Molly, ecstasy, MDMA, whatever you call it: the illegal psychedelic drug is one step closer to becoming a legally regulated treatment for post-traumatic stress disorder, thanks to a $4 million matching grant from the Pineapple Fund.
The donation will benefit the Multidisciplinary Association for Psychedelic Studies, or MAPS, a nonprofit research organization that will use the money for their third phase of clinical trials on MDMA-assisted psychotherapy. Phase 2 trials were conducted in the US, Canada, Israel, and Switzerland.
The Pineapple Fund will match the next $4 million in donations MAPS receives before March 10. This follows a separate donation of $1 million from Pine in December 2017, recorded on both Pineapple Fund’s and MAPS’s websites.
“Prescription MDMA could be a gift to this world from the bitcoin community,” The Pineapple Fund wrote on Reddit. “This is a scalable and financially sustainable structure that could kick start a renaissance in research into the therapeutic applications of many different psychedelics.”
With the goal of donating $86 million worth of bitcoin to charity, the Pineapple Fund was started by an anonymous online benefactor who struck big after investing in bitcoin in its early days. Bitcoin, the first digital, decentralized currency, has been almost consistently spiraling up in value since its launch in 2008. Currently, one bitcoin is worth roughly $13,300.

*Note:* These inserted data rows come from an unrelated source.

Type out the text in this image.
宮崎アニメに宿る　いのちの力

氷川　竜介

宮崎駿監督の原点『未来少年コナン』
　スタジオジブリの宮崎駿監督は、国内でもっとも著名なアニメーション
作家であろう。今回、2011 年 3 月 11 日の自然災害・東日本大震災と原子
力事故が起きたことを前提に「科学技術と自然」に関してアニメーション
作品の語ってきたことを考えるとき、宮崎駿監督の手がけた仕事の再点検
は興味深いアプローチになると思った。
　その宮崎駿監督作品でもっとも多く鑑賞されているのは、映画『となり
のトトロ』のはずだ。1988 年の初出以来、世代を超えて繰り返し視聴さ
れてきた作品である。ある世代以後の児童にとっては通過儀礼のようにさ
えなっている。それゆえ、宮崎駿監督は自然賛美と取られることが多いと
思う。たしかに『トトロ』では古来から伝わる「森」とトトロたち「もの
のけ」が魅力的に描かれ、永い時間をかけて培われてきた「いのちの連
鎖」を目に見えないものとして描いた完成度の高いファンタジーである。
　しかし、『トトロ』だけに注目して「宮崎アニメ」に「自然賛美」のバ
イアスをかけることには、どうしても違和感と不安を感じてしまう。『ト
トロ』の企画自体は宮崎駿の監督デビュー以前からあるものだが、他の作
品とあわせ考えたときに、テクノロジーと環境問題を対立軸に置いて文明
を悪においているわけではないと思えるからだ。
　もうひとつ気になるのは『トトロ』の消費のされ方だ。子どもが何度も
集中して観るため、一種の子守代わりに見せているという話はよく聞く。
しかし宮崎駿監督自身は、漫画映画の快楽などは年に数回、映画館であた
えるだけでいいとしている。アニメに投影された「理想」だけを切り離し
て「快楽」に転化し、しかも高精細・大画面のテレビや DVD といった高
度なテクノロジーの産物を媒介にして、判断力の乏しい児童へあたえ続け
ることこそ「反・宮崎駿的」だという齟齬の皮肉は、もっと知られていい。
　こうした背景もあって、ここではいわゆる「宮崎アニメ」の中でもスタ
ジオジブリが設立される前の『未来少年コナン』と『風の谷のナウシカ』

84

Phase Three of MAPS’ trials will cost approximately $25 million. If it succeeds, MDMA could be approved as early as 2021. The drug, labelled as a breakthrough therapy by the FDA last year, would only need to be administered a few times, as opposed to other drugs, like Zoloft and Paxil, which must be taken continuously, according to MAPS.
“Many subjects reported deeply meaningful therapeutic experiences and ensuing improvements in their lives,” researchers wrote in the original pilot study.
As of Thursday, Pine has donated $20.1 million in bitcoin to 23 charities, according to their website, including Professional Transformation Sports Development, which treats veterans with PTSD through outdoor sporting.